Inspired by illustrator/underground comix creator R. Crumb and wife Aline’s reportage of Paris Fashion Week for The New Yorker, I pitched STEP Inside Design editor, Emily Potts, the idea of covering the magazine’s own 2005 Stretch Conference in Austin, Texas in a comic book flow–chart style that had been on my mind since the Deep Thought poster. (Which in turn sprang from a Microsoft ad I’d designed years before that.) Happily, Emily agreed.
She placed no restrictions on me, either. My assignment was to cover the event in my own way. The result is a two-page journal of my experience as a speaker and an attendee of the conference. Taking some cues from the foldout chart I’d created for the paperback version of All Access, I drew up a pseudo-flowchart of bubbles flowing around some of my visual impressions. Using the speech bubbles and arrows gave me the freedom to write with much more rhythm than I usually do. That style has become something I’ve since evolved in a number of projects—most recently in my book, 344 Questions.

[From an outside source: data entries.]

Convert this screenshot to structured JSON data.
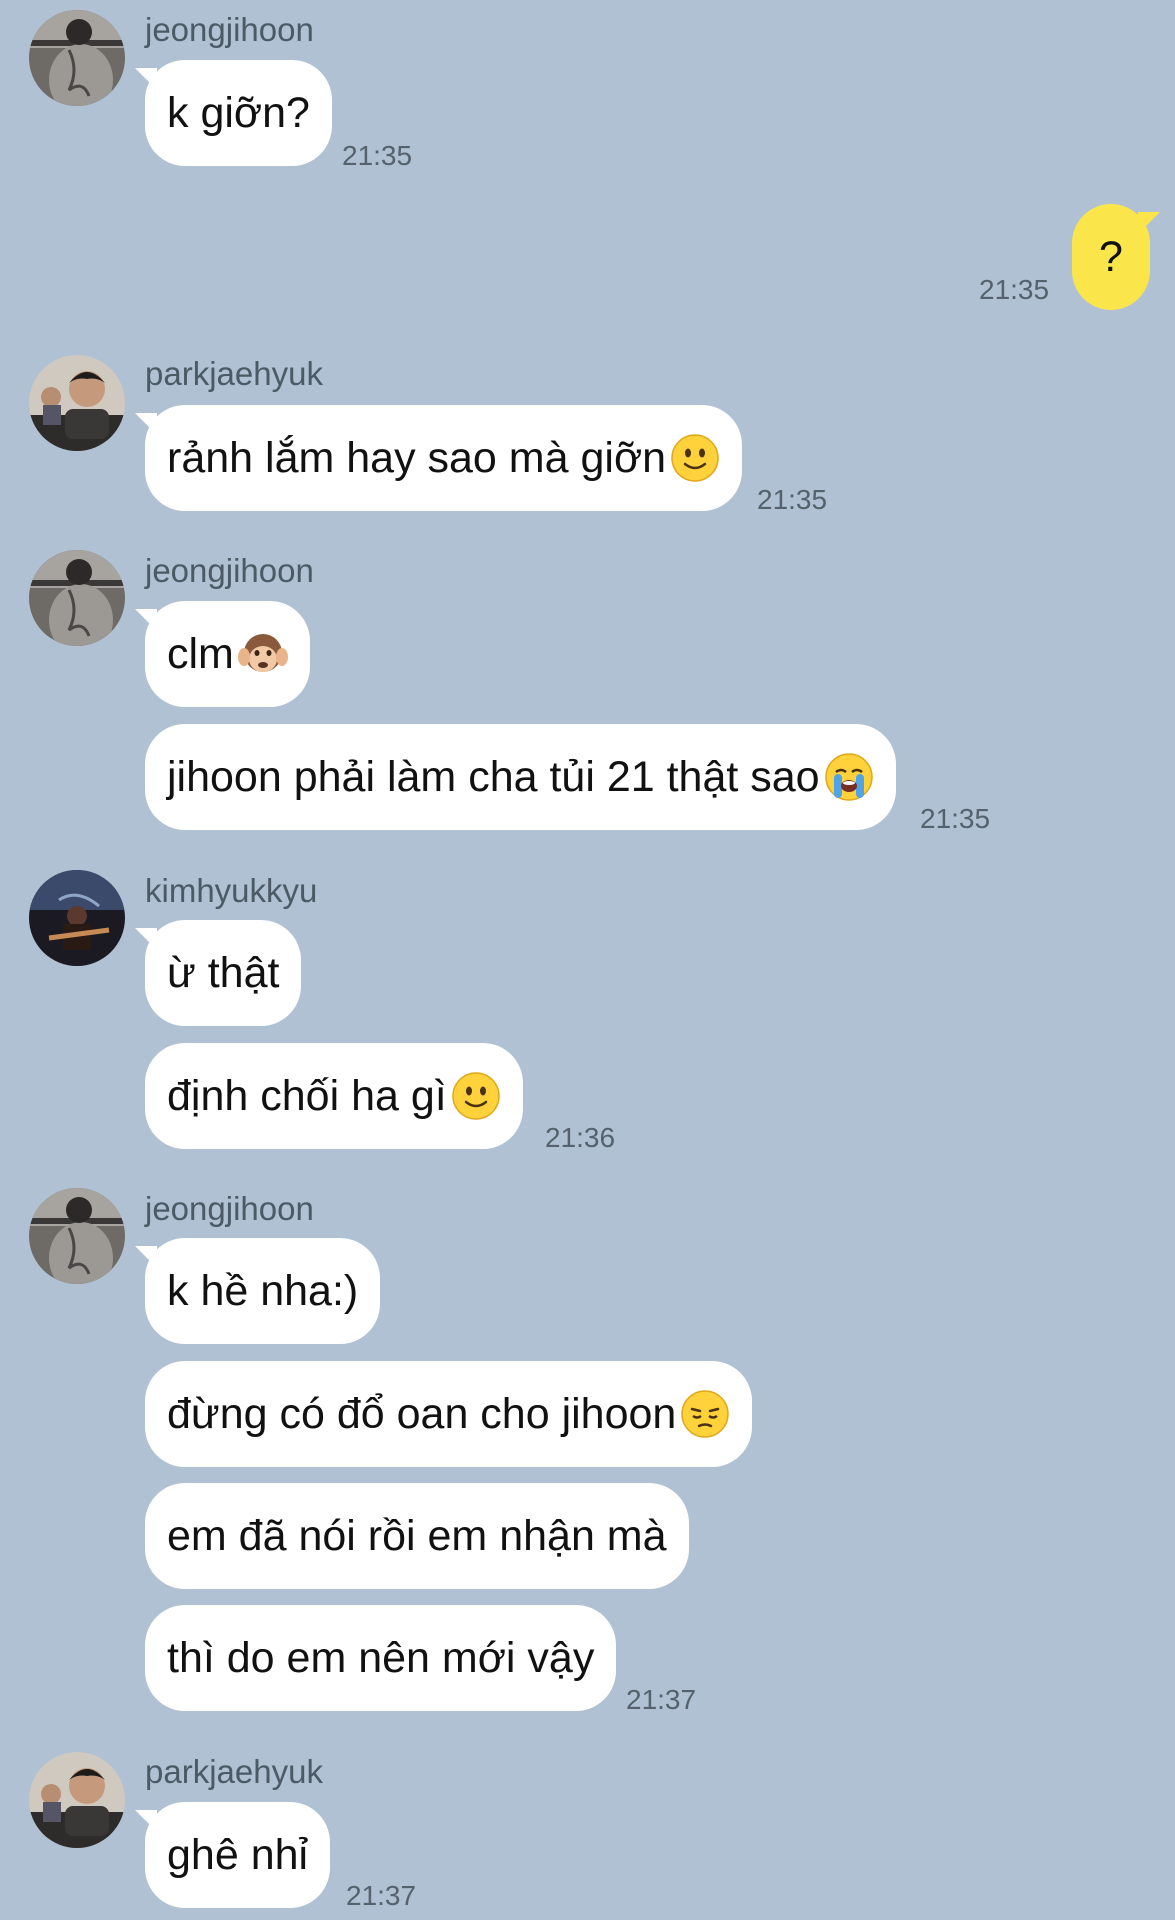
{
  "messages": [
    {
      "sender": "jeongjihoon",
      "bubbles": [
        "k giỡn?"
      ],
      "time": "21:35"
    },
    {
      "sender": "me",
      "bubbles": [
        "?"
      ],
      "time": "21:35"
    },
    {
      "sender": "parkjaehyuk",
      "bubbles": [
        "rảnh lắm hay sao mà giỡn"
      ],
      "time": "21:35"
    },
    {
      "sender": "jeongjihoon",
      "bubbles": [
        "clm",
        "jihoon phải làm cha tủi 21 thật sao"
      ],
      "time": "21:35"
    },
    {
      "sender": "kimhyukkyu",
      "bubbles": [
        "ừ thật",
        "định chối ha gì"
      ],
      "time": "21:36"
    },
    {
      "sender": "jeongjihoon",
      "bubbles": [
        "k hề nha:)",
        "đừng có đổ oan cho jihoon",
        "em đã nói rồi em nhận mà",
        "thì do em nên mới vậy"
      ],
      "time": "21:37"
    },
    {
      "sender": "parkjaehyuk",
      "bubbles": [
        "ghê nhỉ"
      ],
      "time": "21:37"
    }
  ],
  "icons": {
    "slight-smile": "slightly-smiling-face-emoji",
    "monkey": "hear-no-evil-monkey-emoji",
    "crying": "loudly-crying-face-emoji",
    "pensive": "pensive-face-emoji"
  },
  "colors": {
    "background": "#AFC1D2",
    "incoming_bubble": "#FFFFFF",
    "outgoing_bubble": "#FAE64B"
  }
}
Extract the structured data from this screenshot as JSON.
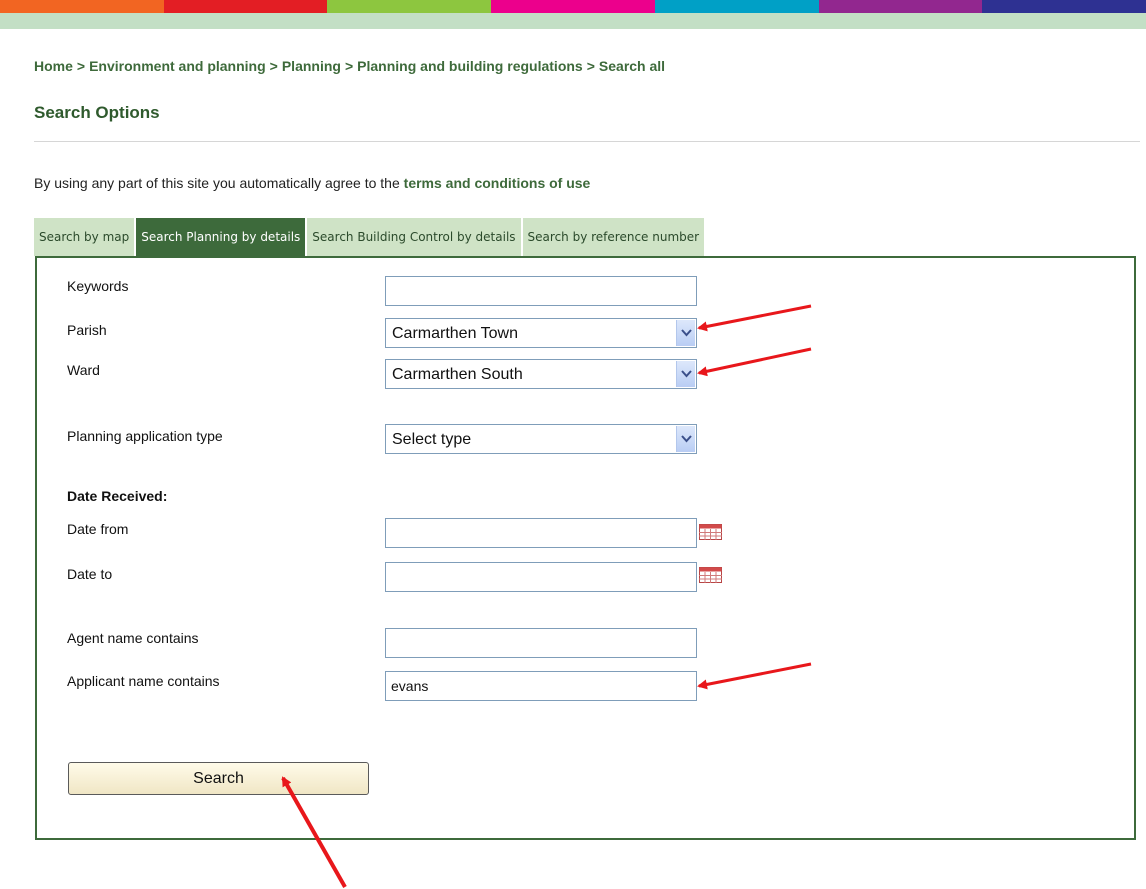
{
  "header": {
    "color_segments": [
      "#f26522",
      "#e31e24",
      "#8dc63f",
      "#ec008c",
      "#00a0c6",
      "#92278f",
      "#2e3192"
    ],
    "strip_color": "#c3dfc5"
  },
  "breadcrumb": {
    "items": [
      "Home",
      "Environment and planning",
      "Planning",
      "Planning and building regulations",
      "Search all"
    ],
    "separator": ">"
  },
  "page": {
    "title": "Search Options",
    "terms_prefix": "By using any part of this site you automatically agree to the",
    "terms_link": "terms and conditions of use"
  },
  "tabs": [
    {
      "label": "Search by map",
      "active": false
    },
    {
      "label": "Search Planning by details",
      "active": true
    },
    {
      "label": "Search Building Control by details",
      "active": false
    },
    {
      "label": "Search by reference number",
      "active": false
    }
  ],
  "form": {
    "keywords": {
      "label": "Keywords",
      "value": ""
    },
    "parish": {
      "label": "Parish",
      "selected": "Carmarthen Town"
    },
    "ward": {
      "label": "Ward",
      "selected": "Carmarthen South"
    },
    "app_type": {
      "label": "Planning application type",
      "selected": "Select type"
    },
    "date_received_heading": "Date Received:",
    "date_from": {
      "label": "Date from",
      "value": ""
    },
    "date_to": {
      "label": "Date to",
      "value": ""
    },
    "agent": {
      "label": "Agent name contains",
      "value": ""
    },
    "applicant": {
      "label": "Applicant name contains",
      "value": "evans"
    },
    "search_button": "Search"
  },
  "icons": {
    "dropdown": "chevron-down-icon",
    "calendar": "calendar-icon",
    "annotation": "red-arrow"
  },
  "colors": {
    "accent_green": "#3d6a3b",
    "tab_inactive": "#cfe3c6",
    "annotation_red": "#e8171b"
  }
}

Next I covered the 2005 AIGA Conference in Boston. This time, Emily’s vision was to integrate my illustrations as editorial art in support of text she had commissioned design journalist Matthew Porter to write. It was supposed to be a traditional writer/illustrator collaboration. However, that’s not what happened.
As I attended the conference, my notes and drawings reflected my own point of view about the various speakers’ talks more than could be combined with an article. When I began to compose my illustrations for STEP, it was as much writing as drawing. As a result, my work didn’t exactly sync up with Matt Porter’s, so the conference coverage layouts ran as horizontally split pages with two parallel experiences documenting the same event.
From the conference pieces, I was able to talk Emily into the idea of giving me a full page in each issue of the magazine to mouth off about graphic design and illustration. I called it Ink & Circumstance. You can be see those columns here [Year 1] and here [Year 2].
Getting back to the conference reports, I wanted these pieces to be a bit more personal and critical than your average design conference wrap-up, where never a mean word is spoken. I was pretty cranky about a few things that kept popping up again and again on stage, and I thought I should actually say so, instead of just grumbling about it to friends. This was true for Austin and for the AIGA Design Conference in Boston, too, though I was perhaps a bit more timid there. Sometimes you merely want to nibble on the hand that feeds you.